At a former dinner I remember seeing
a gentleman in small-clothes, with a dress-sword; but all formalities of
the kind are passing away. The Mayor's dinners, too, will no doubt be
extinct before many years go by. I drove home from the Woodside Ferry in
a cab with Bishop Burke and two other gentlemen. The Bishop is nearly
seven feet high.
After writing the foregoing account of a civic banquet, where I ate
turtle-soup, salmon, woodcock, oyster patties, and I know not what else,
I have been to the News-room and found the Exchange pavement densely
thronged with people of all ages and of all manner of dirt and rags.
They were waiting for soup-tickets, and waiting very patiently too,
without outcry or disturbance, or even sour looks,--only patience and
meekness in their faces. Well, I don't know that they have a right to he
impatient of starvation; but, still there does seem to be an insolence of
riches and prosperity, which one day or another will have a downfall.

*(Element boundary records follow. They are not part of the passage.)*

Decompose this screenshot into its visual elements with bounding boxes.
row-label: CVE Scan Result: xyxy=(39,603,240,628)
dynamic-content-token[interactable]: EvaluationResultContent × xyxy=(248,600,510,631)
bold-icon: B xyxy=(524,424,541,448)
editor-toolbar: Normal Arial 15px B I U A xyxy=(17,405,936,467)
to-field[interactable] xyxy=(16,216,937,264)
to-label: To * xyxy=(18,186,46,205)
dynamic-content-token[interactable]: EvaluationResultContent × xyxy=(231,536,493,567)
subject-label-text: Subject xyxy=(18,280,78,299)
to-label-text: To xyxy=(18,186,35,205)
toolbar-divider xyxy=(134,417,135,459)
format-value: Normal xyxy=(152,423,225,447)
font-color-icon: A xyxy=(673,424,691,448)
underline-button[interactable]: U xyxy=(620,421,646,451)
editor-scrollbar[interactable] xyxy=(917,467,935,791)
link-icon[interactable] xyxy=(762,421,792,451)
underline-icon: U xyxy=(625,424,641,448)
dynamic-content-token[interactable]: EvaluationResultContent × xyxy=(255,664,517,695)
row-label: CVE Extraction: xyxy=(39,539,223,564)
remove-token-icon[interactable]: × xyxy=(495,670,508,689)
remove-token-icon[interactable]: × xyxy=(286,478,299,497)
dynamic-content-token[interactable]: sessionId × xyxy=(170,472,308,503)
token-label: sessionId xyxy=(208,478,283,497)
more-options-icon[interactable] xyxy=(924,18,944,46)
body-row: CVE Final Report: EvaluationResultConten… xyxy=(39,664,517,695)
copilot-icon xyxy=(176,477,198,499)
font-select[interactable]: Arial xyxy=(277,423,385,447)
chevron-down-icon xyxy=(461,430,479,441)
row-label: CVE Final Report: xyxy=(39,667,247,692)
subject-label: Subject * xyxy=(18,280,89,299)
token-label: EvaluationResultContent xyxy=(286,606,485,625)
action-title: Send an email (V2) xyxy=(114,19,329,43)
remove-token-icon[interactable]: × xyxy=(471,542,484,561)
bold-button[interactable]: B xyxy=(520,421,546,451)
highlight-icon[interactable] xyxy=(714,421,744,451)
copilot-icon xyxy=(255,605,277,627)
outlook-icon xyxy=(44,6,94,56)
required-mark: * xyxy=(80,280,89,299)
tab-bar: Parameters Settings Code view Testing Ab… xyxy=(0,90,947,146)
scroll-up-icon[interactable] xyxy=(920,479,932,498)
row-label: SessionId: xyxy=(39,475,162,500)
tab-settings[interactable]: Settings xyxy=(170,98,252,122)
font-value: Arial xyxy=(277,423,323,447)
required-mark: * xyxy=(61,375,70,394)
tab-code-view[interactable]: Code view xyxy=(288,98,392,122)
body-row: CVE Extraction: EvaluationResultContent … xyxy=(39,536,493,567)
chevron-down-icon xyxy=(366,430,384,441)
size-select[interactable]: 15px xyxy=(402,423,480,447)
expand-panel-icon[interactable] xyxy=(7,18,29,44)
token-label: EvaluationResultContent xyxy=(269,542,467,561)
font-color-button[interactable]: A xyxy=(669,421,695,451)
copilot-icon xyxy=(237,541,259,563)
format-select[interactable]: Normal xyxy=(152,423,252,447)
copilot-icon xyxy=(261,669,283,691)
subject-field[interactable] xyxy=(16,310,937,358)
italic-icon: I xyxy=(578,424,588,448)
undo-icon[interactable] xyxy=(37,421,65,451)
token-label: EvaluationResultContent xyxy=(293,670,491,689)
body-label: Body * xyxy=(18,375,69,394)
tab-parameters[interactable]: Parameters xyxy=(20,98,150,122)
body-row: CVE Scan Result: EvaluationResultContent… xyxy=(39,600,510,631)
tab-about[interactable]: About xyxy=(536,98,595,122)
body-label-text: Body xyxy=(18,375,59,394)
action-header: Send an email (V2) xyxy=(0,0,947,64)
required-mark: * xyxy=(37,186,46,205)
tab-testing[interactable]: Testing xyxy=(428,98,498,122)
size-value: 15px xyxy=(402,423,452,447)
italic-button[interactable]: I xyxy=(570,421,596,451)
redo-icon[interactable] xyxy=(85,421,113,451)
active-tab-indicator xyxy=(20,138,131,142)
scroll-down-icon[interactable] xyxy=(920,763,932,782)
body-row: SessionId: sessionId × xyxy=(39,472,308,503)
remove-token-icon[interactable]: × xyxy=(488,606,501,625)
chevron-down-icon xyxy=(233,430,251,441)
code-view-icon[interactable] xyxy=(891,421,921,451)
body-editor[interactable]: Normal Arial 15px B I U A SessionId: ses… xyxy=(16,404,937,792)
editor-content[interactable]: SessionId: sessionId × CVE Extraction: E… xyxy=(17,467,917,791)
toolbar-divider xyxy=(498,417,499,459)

And this will be a pity, too.
On Saturday I went with my friend Mr. Bright to Otterpool and to Larkhill
to see the skaters on the private waters of those two seats of gentlemen;
and it is a wonder to behold--and it is always a new wonder to me--how
comfortable Englishmen know how to make themselves; locating their
dwellings far within private grounds, with secure gateways and porters'
lodges, and the smoothest roads and trimmest paths, and shaven lawns, and
clumps of trees, and every bit of the ground, every hill and dell, made
the most of for convenience and beauty, and so well kept that even winter
cannot cause disarray; and all this appropriated to the same family for
generations, so that I suppose they come to believe it created
exclusively and on purpose for them.